I’m assuming that you would not be a fan of Avram Davidson’s Virgil novels then, as they also tell a Roman tale as filtered through a “medieval lens.
If I were writing an academic article on “medievalism,” I’d be all on board!
Hi. Fool’s Run sounds grim, but the Forgotten Beasts of Eld was one of my favorites.
Grim ain’t bad!
While the details of her early fantasy remain nebulous in my mind, I remember enjoying them, especially The Riddle-Master of Hed (1976).
I loved FOOL’S RUN. I think it’s McKillip’s only science fiction novel. Lively and colorful, not overly interested in science or avoiding plot coincidence.
Seconding Butler’s “Speech Sounds” and “Bloodchild” — brilliant stories.
Thanks for stopping by Hestia! It’s been a while.

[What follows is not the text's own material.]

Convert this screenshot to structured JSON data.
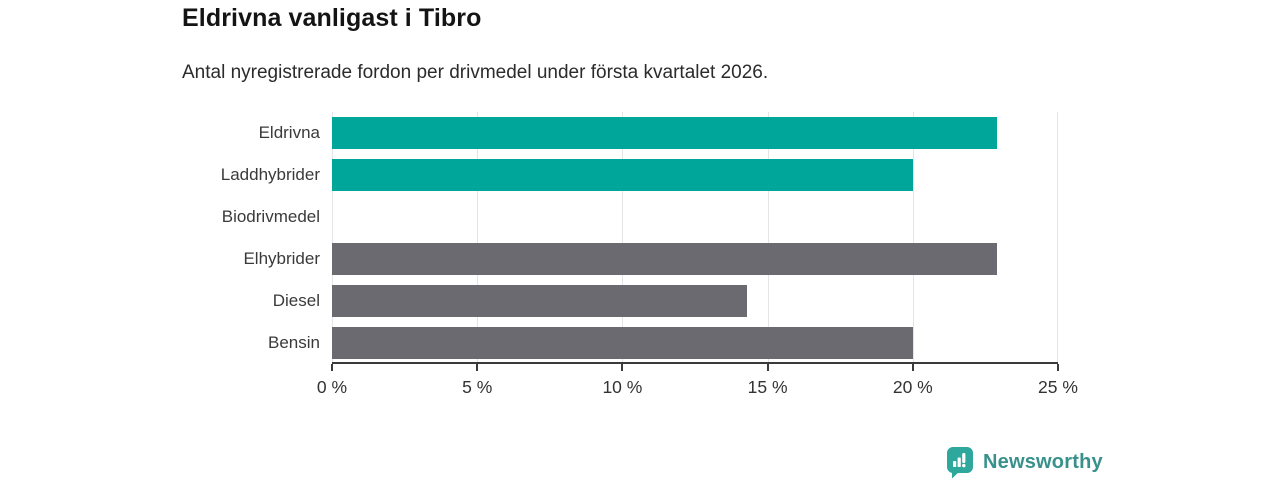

I look forward to reading it. Apparently McKillip also wrote some YA science fiction — but yeah, mostly fantasy.
http://www.sf-encyclopedia.com/entry/mckillip_patricia_a
I had forgotten that Moon-Flash and sequel were science fiction. Might need to revisit.
Let me know your thoughts if you do!
Recently read “Fool’s Run”, it is a combination of melancholy, music, and space opera.. The primary characters are a pair of twins, and a man who is in love with one of them. I loved it, and it has one of the best covers of all time. I also loved the rather whimsical cover by H. R. Van Dongen for the James White collection.